An Ablution
One, a dream involving tossing torn up pizza to pigeons,
An icy courtyard and grandmother helping me feed them;
The other, my father, my unbuckled seatbelt, vodka, and police.
What makes one a dream and one a memory?
Who is to say that pizza didn’t exist in Tehran in 1986?
Or that grandmother was not the type of women to feed pigeons,
Or that she had trouble enough feeding her own eight children.
And father that night behind the long line of brake lights,
Forgetting to go, forgetting to stop,
Eyes softly pressing together, then fluttering open.
The gentle punch of fender into bumper.
Who is to say that the police didn’t hose him down with love?
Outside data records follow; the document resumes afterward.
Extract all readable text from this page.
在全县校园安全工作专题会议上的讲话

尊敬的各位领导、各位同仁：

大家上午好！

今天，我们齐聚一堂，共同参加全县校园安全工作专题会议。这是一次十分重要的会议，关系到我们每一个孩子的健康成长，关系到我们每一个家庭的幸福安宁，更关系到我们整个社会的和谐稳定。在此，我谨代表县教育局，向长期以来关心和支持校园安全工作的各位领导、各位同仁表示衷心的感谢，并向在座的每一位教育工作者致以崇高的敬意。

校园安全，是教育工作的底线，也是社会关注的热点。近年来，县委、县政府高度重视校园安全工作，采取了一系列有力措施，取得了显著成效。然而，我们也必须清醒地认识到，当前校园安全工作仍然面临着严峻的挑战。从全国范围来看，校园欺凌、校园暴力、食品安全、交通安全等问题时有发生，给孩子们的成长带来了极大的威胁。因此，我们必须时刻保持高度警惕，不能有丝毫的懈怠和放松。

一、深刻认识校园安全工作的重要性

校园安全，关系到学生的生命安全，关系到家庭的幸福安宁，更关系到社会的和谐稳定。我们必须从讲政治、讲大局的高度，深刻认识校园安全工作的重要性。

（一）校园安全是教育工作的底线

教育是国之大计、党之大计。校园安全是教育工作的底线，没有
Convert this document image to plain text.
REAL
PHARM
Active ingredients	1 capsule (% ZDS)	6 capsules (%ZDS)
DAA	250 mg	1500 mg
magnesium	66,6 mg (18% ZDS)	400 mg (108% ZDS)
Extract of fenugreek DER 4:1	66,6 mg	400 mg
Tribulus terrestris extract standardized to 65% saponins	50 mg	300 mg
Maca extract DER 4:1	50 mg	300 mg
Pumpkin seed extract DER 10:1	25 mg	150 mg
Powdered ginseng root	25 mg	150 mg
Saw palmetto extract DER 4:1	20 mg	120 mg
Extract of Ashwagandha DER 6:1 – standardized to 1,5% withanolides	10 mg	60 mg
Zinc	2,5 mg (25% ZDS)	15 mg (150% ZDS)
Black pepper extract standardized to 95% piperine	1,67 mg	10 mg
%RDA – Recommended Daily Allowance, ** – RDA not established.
In the precinct yard while I watched, perched on a bench,
In the same gentle air where his cheek prostrated to concrete,
And water moved over him.
Mahsa Hosseini is a student of life, guided by curiosity and a long-standing love of words and languages. She studied English literature, poetry, Persian, and Arabic at UCLA and earned an MFA from Sarah Lawrence College. Having lived in Iran, Germany, California, New York and Morocco, her work is shaped by movement, translation, and place. Her poetry explores how experiences and languages shape people, examining the ways these forces form and inform our reality. She is interested in how these dynamics shape perception and the world we inhabit.